Rencana kita hari ini turun dari sepeda, bukan naik sepeda dulu, karena sepeda akan tetap kita gunakan sebagai alat transportasi utama antar kota agar kali ini kita tidak bosan sendiri. Kaki kita...
Jam selalu bekerja pada pukul 6 sore. ) Pertunjukan tradisional untuk membeli sesuatu untuk perjalanan besok.
Untungnya kali ini kami menemukan laundry yang bisa dibersihkan sekali dan diambil keesokan harinya, nah, itu berarti mencuci laundry, sekarang saatnya mencari bahan di pasar dengan cara tradisional.
Pasar di dekat Graha Media PWI (menurut kami) sangat memudahkan dan nyaman untuk berjalan kaki di tempat-tempat di kota ini, karena taman kota harus tersedia, karena selalu hijau. Dikelilingi oleh pepohonan, dan ada juga trotoar yang ditumbuhi pepohonan lebat, yang membuat jalan-jalan sore tidak terlalu menegangkan (jika Anda tidak tahan dengan beban berat), tapi ini luar biasa. Orang masih jarang berjalan. Sebagian besar warga terpaksa menggunakan kendaraan, sebagian masih menggunakan sepeda sebagai alat transportasi alternatif, namun jumlah penggunanya masih melebihi jumlah pengguna kendaraan (kalau tidak, bersepeda adalah acara yang seru..).

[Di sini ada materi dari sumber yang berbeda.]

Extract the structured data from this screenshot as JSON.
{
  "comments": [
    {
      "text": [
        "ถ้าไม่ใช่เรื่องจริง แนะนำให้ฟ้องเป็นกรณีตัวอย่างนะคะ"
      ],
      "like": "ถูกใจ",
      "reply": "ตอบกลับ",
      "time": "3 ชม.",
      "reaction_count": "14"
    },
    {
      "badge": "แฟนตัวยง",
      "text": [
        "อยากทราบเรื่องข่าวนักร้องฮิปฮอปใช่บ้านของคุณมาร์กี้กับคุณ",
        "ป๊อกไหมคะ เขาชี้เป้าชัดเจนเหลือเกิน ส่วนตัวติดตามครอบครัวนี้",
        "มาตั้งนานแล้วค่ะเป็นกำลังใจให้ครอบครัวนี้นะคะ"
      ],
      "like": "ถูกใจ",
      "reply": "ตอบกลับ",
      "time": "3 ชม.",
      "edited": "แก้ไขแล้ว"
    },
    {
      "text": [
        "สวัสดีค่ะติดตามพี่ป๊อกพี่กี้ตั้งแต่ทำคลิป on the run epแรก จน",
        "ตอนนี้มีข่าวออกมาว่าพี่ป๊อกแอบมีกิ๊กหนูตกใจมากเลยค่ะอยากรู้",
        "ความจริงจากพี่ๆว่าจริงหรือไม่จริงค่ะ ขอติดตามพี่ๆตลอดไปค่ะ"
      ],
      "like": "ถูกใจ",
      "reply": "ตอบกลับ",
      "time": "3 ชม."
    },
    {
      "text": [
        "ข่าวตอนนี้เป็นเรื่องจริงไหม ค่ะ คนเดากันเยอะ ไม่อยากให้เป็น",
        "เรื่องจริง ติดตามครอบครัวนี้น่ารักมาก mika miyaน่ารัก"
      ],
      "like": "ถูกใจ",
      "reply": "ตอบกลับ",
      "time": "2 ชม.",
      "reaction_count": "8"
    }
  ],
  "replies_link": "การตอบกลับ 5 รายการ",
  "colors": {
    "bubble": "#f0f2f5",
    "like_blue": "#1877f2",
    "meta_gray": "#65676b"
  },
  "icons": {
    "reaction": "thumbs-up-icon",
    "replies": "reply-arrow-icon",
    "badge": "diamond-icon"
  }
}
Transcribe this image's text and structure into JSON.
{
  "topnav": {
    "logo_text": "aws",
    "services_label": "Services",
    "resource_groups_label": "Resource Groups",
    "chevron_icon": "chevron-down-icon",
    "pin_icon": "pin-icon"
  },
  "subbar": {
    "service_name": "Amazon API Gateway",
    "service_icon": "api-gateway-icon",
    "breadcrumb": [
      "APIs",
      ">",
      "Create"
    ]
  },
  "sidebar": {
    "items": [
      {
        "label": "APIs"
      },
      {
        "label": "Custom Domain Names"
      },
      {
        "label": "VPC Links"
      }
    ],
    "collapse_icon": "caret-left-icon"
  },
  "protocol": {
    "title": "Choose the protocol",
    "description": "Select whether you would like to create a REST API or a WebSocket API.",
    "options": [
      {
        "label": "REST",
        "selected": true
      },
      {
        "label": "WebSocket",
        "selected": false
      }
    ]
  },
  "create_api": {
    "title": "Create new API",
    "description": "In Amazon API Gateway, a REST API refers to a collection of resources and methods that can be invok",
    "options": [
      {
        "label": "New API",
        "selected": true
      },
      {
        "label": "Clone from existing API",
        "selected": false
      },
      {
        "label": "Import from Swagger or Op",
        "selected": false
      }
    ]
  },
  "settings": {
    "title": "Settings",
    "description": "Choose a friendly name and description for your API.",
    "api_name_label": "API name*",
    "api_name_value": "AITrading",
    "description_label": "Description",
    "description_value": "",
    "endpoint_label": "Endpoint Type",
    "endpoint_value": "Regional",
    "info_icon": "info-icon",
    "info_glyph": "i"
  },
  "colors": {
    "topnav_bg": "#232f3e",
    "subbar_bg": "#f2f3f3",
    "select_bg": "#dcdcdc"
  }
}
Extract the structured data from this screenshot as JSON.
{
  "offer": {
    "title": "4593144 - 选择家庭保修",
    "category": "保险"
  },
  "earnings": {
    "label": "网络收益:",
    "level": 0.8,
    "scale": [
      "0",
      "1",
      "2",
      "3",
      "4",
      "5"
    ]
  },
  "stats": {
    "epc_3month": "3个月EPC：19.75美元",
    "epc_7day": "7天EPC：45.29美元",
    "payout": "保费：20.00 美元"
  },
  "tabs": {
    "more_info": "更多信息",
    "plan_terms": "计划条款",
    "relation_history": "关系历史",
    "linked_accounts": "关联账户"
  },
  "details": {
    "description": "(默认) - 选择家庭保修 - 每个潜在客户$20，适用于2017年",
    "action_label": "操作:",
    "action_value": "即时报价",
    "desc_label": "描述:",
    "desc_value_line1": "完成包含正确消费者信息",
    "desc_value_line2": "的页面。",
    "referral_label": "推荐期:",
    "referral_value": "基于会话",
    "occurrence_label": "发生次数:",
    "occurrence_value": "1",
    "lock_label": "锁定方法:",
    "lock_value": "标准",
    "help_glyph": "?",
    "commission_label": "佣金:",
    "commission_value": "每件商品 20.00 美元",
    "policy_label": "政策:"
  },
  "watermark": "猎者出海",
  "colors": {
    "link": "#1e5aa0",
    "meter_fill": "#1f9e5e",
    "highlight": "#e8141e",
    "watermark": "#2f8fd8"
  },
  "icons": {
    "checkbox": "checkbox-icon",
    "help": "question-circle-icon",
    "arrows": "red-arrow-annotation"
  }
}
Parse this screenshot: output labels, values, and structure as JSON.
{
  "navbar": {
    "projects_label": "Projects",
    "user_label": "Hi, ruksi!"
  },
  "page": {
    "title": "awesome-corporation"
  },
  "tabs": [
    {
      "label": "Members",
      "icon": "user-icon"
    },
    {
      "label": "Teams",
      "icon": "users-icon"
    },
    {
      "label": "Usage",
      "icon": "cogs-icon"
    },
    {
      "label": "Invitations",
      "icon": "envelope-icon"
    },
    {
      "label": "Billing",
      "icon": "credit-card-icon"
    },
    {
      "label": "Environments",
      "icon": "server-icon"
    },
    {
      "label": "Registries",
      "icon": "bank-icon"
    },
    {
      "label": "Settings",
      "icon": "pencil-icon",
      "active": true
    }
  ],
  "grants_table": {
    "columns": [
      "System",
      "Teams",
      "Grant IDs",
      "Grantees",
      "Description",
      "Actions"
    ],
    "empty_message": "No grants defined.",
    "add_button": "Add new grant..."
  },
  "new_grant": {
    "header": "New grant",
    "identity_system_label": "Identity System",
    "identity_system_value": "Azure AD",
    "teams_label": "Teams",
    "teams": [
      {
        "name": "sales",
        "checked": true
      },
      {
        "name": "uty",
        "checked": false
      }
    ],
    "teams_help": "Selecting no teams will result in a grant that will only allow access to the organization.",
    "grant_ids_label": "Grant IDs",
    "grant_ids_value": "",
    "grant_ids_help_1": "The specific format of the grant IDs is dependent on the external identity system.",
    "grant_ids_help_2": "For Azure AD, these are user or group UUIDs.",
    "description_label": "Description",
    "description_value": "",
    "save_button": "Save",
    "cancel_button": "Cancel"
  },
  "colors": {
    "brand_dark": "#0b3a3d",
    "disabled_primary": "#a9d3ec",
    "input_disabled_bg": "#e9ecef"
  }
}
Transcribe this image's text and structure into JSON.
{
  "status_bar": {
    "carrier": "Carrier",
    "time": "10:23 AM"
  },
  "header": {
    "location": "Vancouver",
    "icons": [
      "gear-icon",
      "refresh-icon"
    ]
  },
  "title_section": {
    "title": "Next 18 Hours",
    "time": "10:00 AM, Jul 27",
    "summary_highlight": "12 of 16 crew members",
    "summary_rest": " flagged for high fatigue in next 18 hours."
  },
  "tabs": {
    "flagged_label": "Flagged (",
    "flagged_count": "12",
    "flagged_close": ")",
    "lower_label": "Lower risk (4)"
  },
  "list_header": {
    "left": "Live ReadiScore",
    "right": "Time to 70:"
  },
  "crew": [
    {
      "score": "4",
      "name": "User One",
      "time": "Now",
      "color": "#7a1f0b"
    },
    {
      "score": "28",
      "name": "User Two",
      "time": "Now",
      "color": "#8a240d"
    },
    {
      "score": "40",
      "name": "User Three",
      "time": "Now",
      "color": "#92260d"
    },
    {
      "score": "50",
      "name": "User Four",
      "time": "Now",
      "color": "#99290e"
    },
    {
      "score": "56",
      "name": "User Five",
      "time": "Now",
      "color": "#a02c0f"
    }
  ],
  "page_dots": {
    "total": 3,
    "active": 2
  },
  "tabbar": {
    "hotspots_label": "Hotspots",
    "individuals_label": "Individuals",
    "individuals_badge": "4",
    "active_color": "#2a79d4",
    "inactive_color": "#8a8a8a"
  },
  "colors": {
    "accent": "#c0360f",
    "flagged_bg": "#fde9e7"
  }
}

Begitu sampai di pasar tradisional, suasana menyenangkan antara penjual dan pembeli tampak biasa saja, kami menunggu dibukanya berbagai tenda dan sarapan sebelum nasi yang dijual menguning. Sepanjang jalan. angkringan terlihat menarik. Menu sarapannya cukup untuk menutupi perut dengan nasi kuning dan teh manis panas.
Suasana pasar tradisional
Dengan perut kenyang, saatnya mengisi pasar dan mencari barang, mencari tempat tidur untuk memenuhi semua kebutuhan yang ada di daftar. Ini adalah ruangan tempat para jurnalis bekerja (di kamar tidur yang kami gunakan).
Kami sangat lelah karena kami makan banyak di siang hari; Tidak ada tempat untuk pergi, terutama di malam hari, dan kami akhirnya makan buah di sepanjang jalan dan berpatroli. Ramtan. Dibeli di lingkungan pasar tradisional. Saya pikir akan lebih baik mencari tempat tinggal di siang hari, tetapi tiba-tiba saya memutuskan untuk beristirahat di masjid. Masjid.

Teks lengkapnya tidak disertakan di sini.